Vasco Pulido Valente dá o título de “Protectorado”
ao seu artigo no Público de Domingo, 11 de Agosto, designativo do
estatuto que Portugal representa, provavelmente na companhia de outros países
igualmente pouco cordatos na manipulação de dinheiros alheios, distribuídos
segundo um convénio aparentemente generoso de unificação para melhor
enfrentamento de borrascas futuras, provindas de leste ou do oeste. Na
realidade tais dinheiros, utilizados entre nós numa via de construção/destruição,
ou seja, num desenvolvimento em vária escala segundo uma ditadura de imposição
de regras que destruíram campos e pescas e que proporcionou avalanche de
negociatas, sem controle das regras de economia saudável, proporcionaram igual
descontrole em toda uma população que sofregamente se espolinhou nas louras
areias das suas praias soalheiras ou noutros meios de aparente enriquecimento
cultural ou recreativo, sem preocupação pela hora da prestação de contas.
Mas
Vasco Pulido Valente contesta a preocupação que tal estatuto de protectorado provoca
no espírito de alguns, como Paulo Portas, atribuindo as culpas do desastre
nacional não ao nosso feitio folgazão, mais ligado ao improviso do
desenrascanço do que à ponderação racional, mas a um tal Mitterrand e a um Sr.

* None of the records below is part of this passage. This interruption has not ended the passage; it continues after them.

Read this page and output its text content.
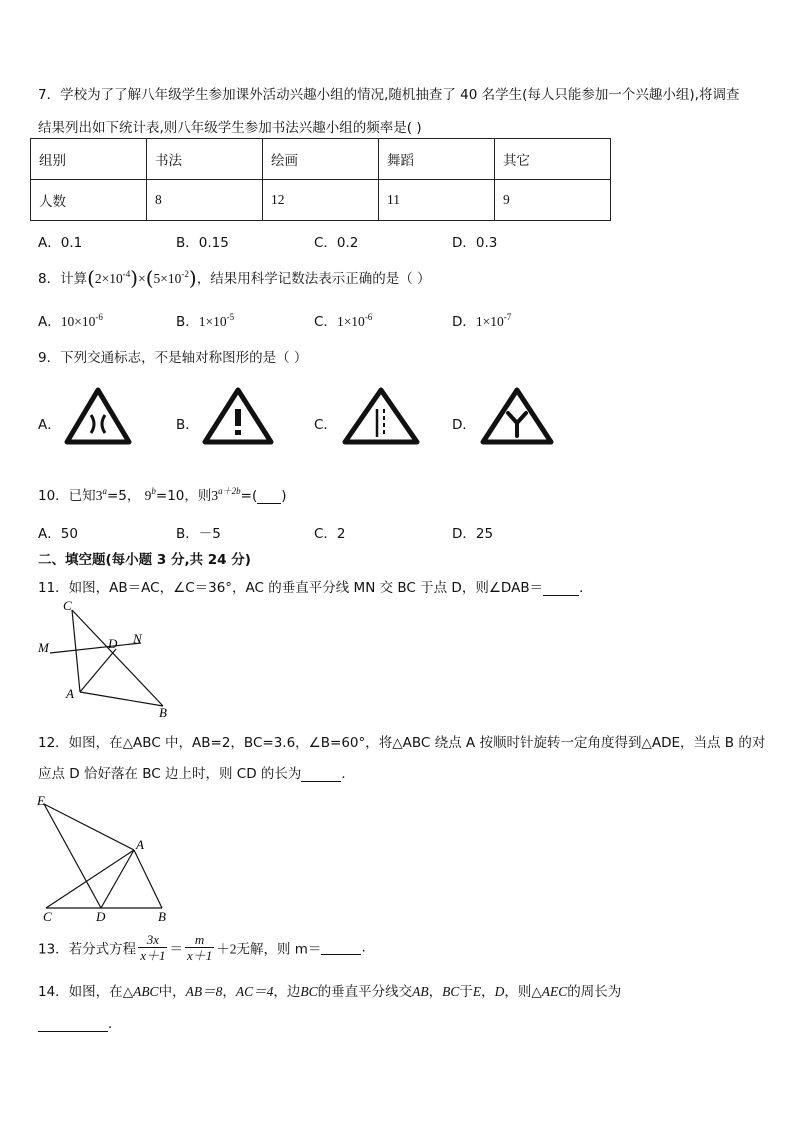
7．学校为了了解八年级学生参加课外活动兴趣小组的情况,随机抽查了 40 名学生(每人只能参加一个兴趣小组),将调查
结果列出如下统计表,则八年级学生参加书法兴趣小组的频率是( )
组别	书法	绘画	舞蹈	其它
人数	8	12	11	9
A．0.1	B．0.15	C．0.2	D．0.3
8．计算$(2\times 10^{-4})\times(5\times 10^{-2})$，结果用科学记数法表示正确的是（ ）
A．$10\times 10^{-6}$	B．$1\times 10^{-5}$	C．$1\times 10^{-6}$	D．$1\times 10^{-7}$
9．下列交通标志，不是轴对称图形的是（ ）
A．	B．	C．	D．
10．已知$3^a=5$， $9^b=10$，则$3^{a+2b}=$( )
A．50	B．－5	C．2	D．25
二、填空题(每小题 3 分,共 24 分)
11．如图，AB＝AC，∠C＝36°，AC 的垂直平分线 MN 交 BC 于点 D，则∠DAB＝	．
C
M	D N
A
B
12．如图，在△ABC 中，AB=2，BC=3.6，∠B=60°，将△ABC 绕点 A 按顺时针旋转一定角度得到△ADE，当点 B 的对
应点 D 恰好落在 BC 边上时，则 CD 的长为	．
E
A
C	D	B
13．若分式方程 $\frac{3x}{x+1} = \frac{m}{x+1} +2$无解，则 m＝	.
14．如图，在△ABC中，AB＝8，AC＝4，边BC的垂直平分线交AB，BC于E，D，则△AEC的周长为
．
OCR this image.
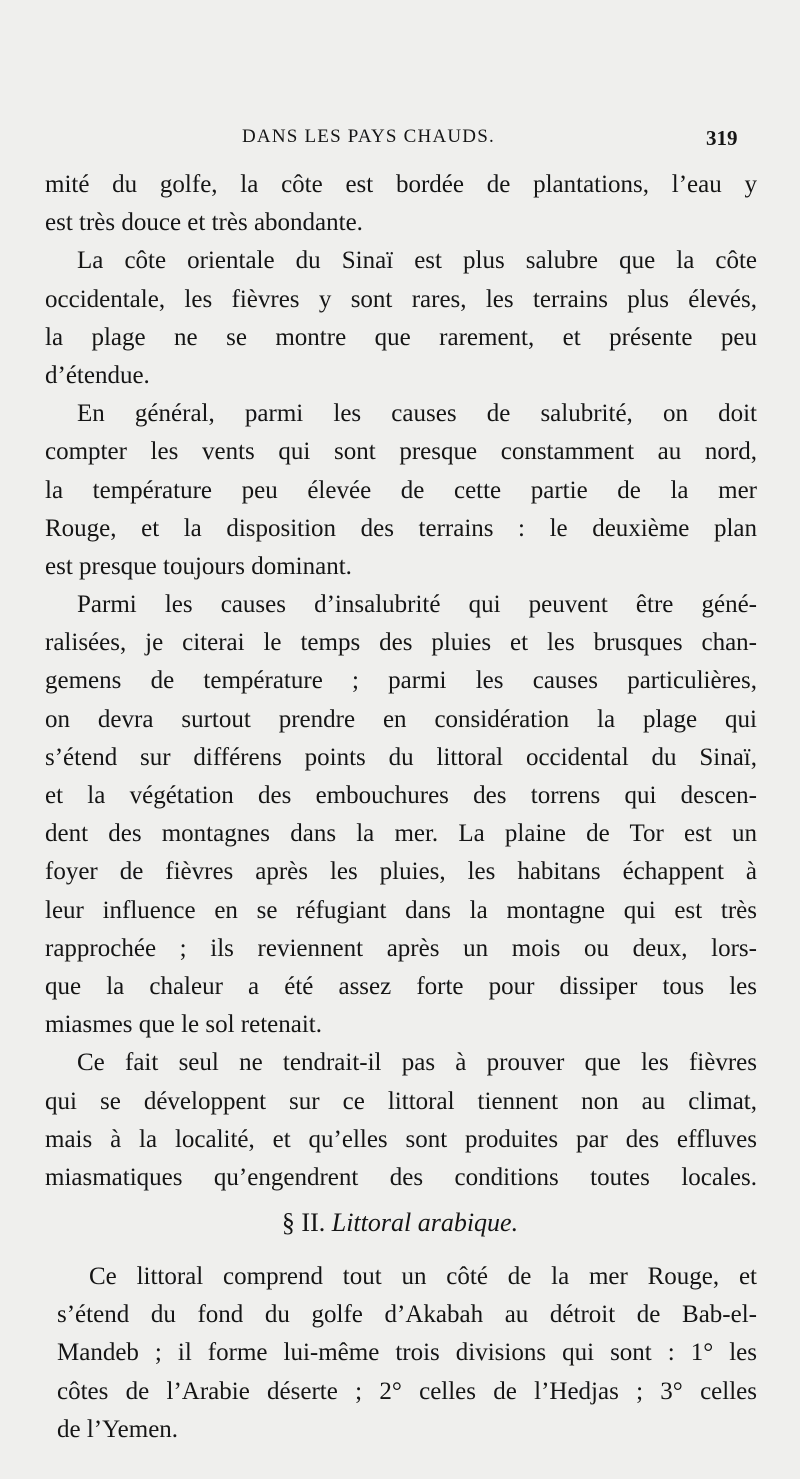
DANS LES PAYS CHAUDS.	319
mité du golfe, la côte est bordée de plantations, l’eau y
est très douce et très abondante.
La côte orientale du Sinaï est plus salubre que la côte
occidentale, les fièvres y sont rares, les terrains plus élevés,
la plage ne se montre que rarement, et présente peu
d’étendue.
En général, parmi les causes de salubrité, on doit
compter les vents qui sont presque constamment au nord,
la température peu élevée de cette partie de la mer
Rouge, et la disposition des terrains : le deuxième plan
est presque toujours dominant.
Parmi les causes d’insalubrité qui peuvent être géné-
ralisées, je citerai le temps des pluies et les brusques chan-
gemens de température ; parmi les causes particulières,
on devra surtout prendre en considération la plage qui
s’étend sur différens points du littoral occidental du Sinaï,
et la végétation des embouchures des torrens qui descen-
dent des montagnes dans la mer. La plaine de Tor est un
foyer de fièvres après les pluies, les habitans échappent à
leur influence en se réfugiant dans la montagne qui est très
rapprochée ; ils reviennent après un mois ou deux, lors-
que la chaleur a été assez forte pour dissiper tous les
miasmes que le sol retenait.
Ce fait seul ne tendrait-il pas à prouver que les fièvres
qui se développent sur ce littoral tiennent non au climat,
mais à la localité, et qu’elles sont produites par des effluves
miasmatiques qu’engendrent des conditions toutes locales.
§ II. Littoral arabique.
Ce littoral comprend tout un côté de la mer Rouge, et
s’étend du fond du golfe d’Akabah au détroit de Bab-el-
Mandeb ; il forme lui-même trois divisions qui sont : 1° les
côtes de l’Arabie déserte ; 2° celles de l’Hedjas ; 3° celles
de l’Yemen.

Kohl responsável pela actual Europa, além do nosso hábito ancestral de dobrar a
cerviz – primeiro ao rei, nobreza e clero e seguidamente, empobrecidos pelas
estroinices régias e desacatos civis ruinosos, além de naturais pretensões a
uma modernização restauradora, trazida pela transformação tecnológica ocidental,
obrigados a sobreviver - como alegremente clamava o João da Ega para os amigos no
“Jantar no Hotel Central” - do imposto e do empréstimo. E foi aqui que a velha
aliada dos tempos de D. Fernando e de D. João I, nos ajudou nas crises,
protegendo-nos mas governando-se também, à conta da protecção.
Tudo isso
findou, com Salazar pagando a dívida e desenvolvendo o país com férrea mão,
perante a revolta dos seguidores das ideologias marxistas, e a sua aparência de
infinita virtude na defesa de um povo sacrificado, apesar dos muitos que foram
sobressaindo nesse povo, pelo seu próprio esforço e inteligência, o que nenhum
desses – tal como hoje – parecia reconhecer, imoderadamente alimentados de ódio
e de revolta lidas nas cartilhas e ignorando os reais crimes praticados pelos reais
estalines das forças, essas sim, barbaramente transformadoras.
Até que,
por cá, chegou a Revolução das Flores, e com ela a reabertura de uma situação
de protecionismo exterior, velho aliado da nossa idiossincrasia perdulária.
O
proteccionismo mudou de protector, por seu turno aquele apoia-se mais na
indiferença e desprezo pelas tragédias em que fez mergulhar os países seus
protegidos, a quem oferece trocos a troco do sacrifício dos povos, a Srª
Merckel essencialmente preocupada com a França, cujas exigências poderão levar
a Europa a uma hecatombe inflaccionária. É o que conta Vasco Pulido Valente na
sua Página de História, concluindo que “Neste protectorado, o protector
gostava principalmente que não o maçassem.”
A Crónica
de Vasco Pulido Valente: «O Protectorado»
«Muita
gente sofre, como Paulo Portas, com a situação de protectorado a que a dívida e
o défice nos fizeram descer. Não têm razão para se afligir. Em primeiro lugar,
porque a responsabilidade do euro não é nossa, é, principalmente do sr.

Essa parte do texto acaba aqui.